Some of the kids applauded, probably sarcastically. I wasn’t in the mood and told them to shut up. I am very proud of my high school record but I really don’t like to flaunt it, unless some brat shoots his mouth off and desperately needs correction.

Maybe I misinterpreted the whole thing and the kid was genuinely curious. If so, he had horrible, horrible timing.

My day off.

My day off included…

  • arriving at work at seven to write instructions for the sub, print class rosters, and make enough copies of the classwork; and
  • creating replacement ballots for nominations for the homecoming court; and
  • making appointments to discuss extended essays with the IB seniors; and
  • attending an eight o’clock meeting about the soccer team; and
  • going to the dentist for a deep cleaning (there wasn’t that much blood); and
  • returning to work by eleven thirty so I could tell the GOPO class that I moved the test date; and
  • giving six makeup tests; and
  • looking all over campus for the sixteen faculty and staff members who hadn’t cast a vote for this year’s Teacher of the Year; and
  • tabulating said ballots and passing the results to the administrators; and
  • emptying and moving a filing cabinet to another classroom; and
  • rearranging the closet in my classroom; and
  • grading homework, scanning scantrons, entering grades into the computer; and
  • holding a Chess Club meeting until 4:15.
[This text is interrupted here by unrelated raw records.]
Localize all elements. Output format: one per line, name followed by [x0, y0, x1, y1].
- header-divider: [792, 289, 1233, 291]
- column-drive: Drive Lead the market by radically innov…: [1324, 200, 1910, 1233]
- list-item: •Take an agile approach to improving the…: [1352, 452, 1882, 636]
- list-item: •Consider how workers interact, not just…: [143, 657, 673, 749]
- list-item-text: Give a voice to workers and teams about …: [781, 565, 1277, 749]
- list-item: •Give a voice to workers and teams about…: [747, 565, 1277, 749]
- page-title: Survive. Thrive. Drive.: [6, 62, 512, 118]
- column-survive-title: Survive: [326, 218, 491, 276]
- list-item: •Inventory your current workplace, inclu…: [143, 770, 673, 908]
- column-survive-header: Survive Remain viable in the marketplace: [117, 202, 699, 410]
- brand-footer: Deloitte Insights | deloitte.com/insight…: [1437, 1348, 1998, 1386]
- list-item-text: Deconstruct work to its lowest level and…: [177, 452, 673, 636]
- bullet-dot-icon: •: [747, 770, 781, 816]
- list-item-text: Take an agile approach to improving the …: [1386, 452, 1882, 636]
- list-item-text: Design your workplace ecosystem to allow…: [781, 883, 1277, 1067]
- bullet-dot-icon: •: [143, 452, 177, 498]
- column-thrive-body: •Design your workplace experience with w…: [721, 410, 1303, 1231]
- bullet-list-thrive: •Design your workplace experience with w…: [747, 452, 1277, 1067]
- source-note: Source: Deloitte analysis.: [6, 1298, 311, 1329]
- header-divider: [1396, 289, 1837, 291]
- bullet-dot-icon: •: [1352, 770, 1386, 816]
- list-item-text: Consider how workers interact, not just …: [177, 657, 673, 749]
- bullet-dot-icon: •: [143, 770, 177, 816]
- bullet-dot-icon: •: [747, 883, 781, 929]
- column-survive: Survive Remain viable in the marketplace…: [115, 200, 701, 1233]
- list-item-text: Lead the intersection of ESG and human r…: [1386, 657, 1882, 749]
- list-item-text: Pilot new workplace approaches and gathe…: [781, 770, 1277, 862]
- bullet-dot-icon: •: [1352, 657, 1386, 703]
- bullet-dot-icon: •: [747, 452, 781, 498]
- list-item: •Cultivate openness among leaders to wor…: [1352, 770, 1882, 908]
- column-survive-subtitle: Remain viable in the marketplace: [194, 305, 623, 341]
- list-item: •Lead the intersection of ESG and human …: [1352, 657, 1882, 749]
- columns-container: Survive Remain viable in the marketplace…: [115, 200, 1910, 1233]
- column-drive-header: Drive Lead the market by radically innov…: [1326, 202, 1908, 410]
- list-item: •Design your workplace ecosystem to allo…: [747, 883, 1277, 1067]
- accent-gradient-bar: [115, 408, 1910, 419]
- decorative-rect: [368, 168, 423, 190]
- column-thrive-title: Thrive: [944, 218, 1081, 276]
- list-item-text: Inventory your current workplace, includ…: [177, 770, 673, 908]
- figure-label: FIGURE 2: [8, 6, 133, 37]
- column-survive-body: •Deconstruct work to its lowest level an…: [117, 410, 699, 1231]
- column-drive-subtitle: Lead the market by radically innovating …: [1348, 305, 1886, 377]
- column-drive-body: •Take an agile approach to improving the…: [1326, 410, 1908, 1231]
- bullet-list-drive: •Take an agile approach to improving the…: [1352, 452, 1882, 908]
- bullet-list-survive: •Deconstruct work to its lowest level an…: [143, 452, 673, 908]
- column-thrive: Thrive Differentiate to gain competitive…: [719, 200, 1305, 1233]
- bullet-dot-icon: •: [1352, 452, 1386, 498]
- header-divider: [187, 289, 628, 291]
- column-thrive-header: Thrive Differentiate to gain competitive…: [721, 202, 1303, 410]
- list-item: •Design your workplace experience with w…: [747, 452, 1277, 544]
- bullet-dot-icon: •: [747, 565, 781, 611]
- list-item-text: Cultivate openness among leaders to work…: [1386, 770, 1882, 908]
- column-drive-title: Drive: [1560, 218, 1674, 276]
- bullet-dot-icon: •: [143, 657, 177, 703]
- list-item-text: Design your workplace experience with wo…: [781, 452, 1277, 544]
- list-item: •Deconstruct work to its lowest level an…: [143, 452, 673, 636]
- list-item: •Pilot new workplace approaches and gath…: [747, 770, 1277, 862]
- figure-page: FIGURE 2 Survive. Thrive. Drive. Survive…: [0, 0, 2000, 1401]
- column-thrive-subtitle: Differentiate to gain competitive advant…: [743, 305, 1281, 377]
But I did not spend even one second worrying about proper punctuation in lists. No way– not on my day off.

I also ate an 18-ounce ribeye, medium rare.

Micronap.

Yesterday, while doing extensive research on napping, I read about the “one-second nap.” It has been attributed to Robert Louis Stevenson, Thomas Alva Edison, and Salvador Wilberforce Dalí, among others. I figured that since they were famous, I should listen to them.

I found a loose key and a dinner plate. I put the plate on the floor next to my armchair and sat down. The chair is, if I’m not mistaken, something like 70 years old, but it’s still just comfy enough to fall asleep in. I held the key in my hand– not too tightly– and positioned it above the plate. I flipped on the TV and tried to relax. You don’t have to watch the tube; you could just as easily listen to some music, or watch the clouds drift by, or watch fish do fish things.

After a few minutes, I felt a little bit groggy, my eyelids felt a little bit heavy…

…and I must’ve started to drift off…

…and then my grip on the key relaxed a little and then

CLANG-CLADADDLE-addle! Wide awake.

Now, a key clattering against a plate isn’t that loud, but it is alarming. That’s rather the point. I was refreshed and alert, as much as if I’d awakened from a much longer nap. Apparently, it’s because of all sorts of sciencey stuff having to do with the interruption of the descent into sleep. It was a 30-minute “power nap” crammed into just a few seconds.

A bit more reading revealed that the aforementioned gentlemen found that the process somehow allowed them to tap their “superconscious” and thus become more creative. I cannot report any semblance of heightened consciousness or any increase in creativity, so Lord-only-knows what else they were doing before they nodded off to their split seconds of sleep.

Tomorrow is the last day I have my own designated parking spot at work, unless I join the administration or become a designated visitor.